Nuclear non-proliferation is today’s single most important issue.

Question: What are the major issues facing the world today?

Ferguson: Most people today, sitting here, would probably say that climate change was one of those issues. It’s extremely hard to miss the enormous environmental impact that we’re now having, now that Asia has embraced industrialization wholeheartedly. I actually think there are more serious problems that could have an impact before the long unfolding process of global warming has whatever consequences it’s going to have.

I take the threat very seriously of climate change, don’t get me wrong. But before we ever get to Al Gore’s worst case scenario, we could have blown the world up. Because, happening right now, at full speed, is a breakdown of the system of nonproliferation set up nearly 40 years ago which very successfully limited the number of powers who could use, acquire, or have the option to use nuclear weapons.

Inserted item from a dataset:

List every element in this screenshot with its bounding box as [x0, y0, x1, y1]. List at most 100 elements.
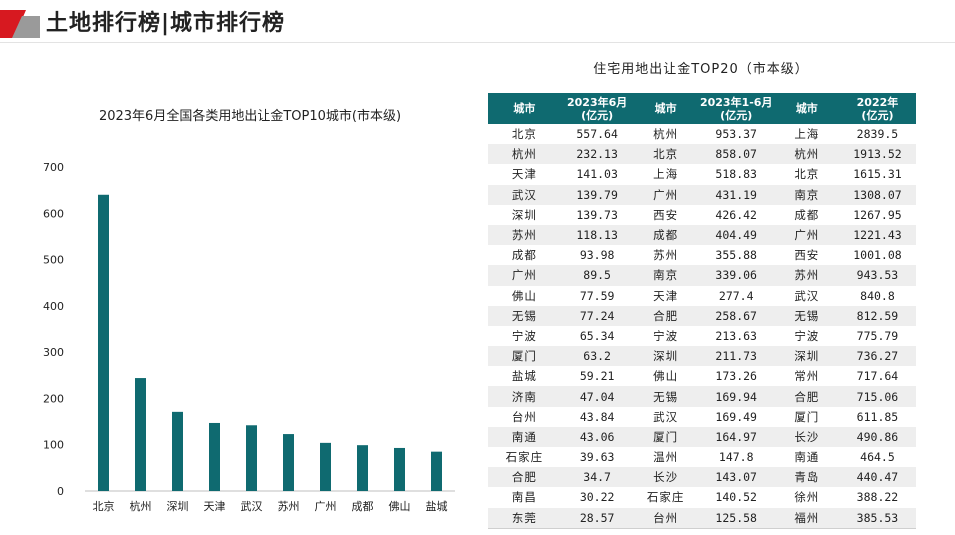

And I think that’s a worry because even if an Iran acquires only a very small number of nuclear missiles, that significantly increases the risk of a nuclear exchange of some kind, even if only an accidental one.

The superpowers in the Cold War played a very simple game. There were just two players, and they risked mutually assured destruction if they fought. And then it turned out to reduce the probability of a nuclear war quite dramatically.

But in a world of multiple nuclear powers, where there are lots of small Cold Wars, one between Pakistan and India, one maybe between China and Japan, one between say Israel and Iran, and so on. When that world comes about, then the probability of a nuclear war is quite high because the stakes are lower.

Only the United States and the Russians still have enough weapons to blow up the world, everybody else can just blow up a few cities; but the probability is higher because you have maybe a Cuban missile crisis every year instead of just one in 50 years.

So that makes me very uneasy, and I feel as if we are stumbling towards a much more dangerous world in which a nuclear weapon will get used sometime soon. And this would be a bigger explosion than Hiroshima and Nagasaki because these weapons are far more destructive than they use to be.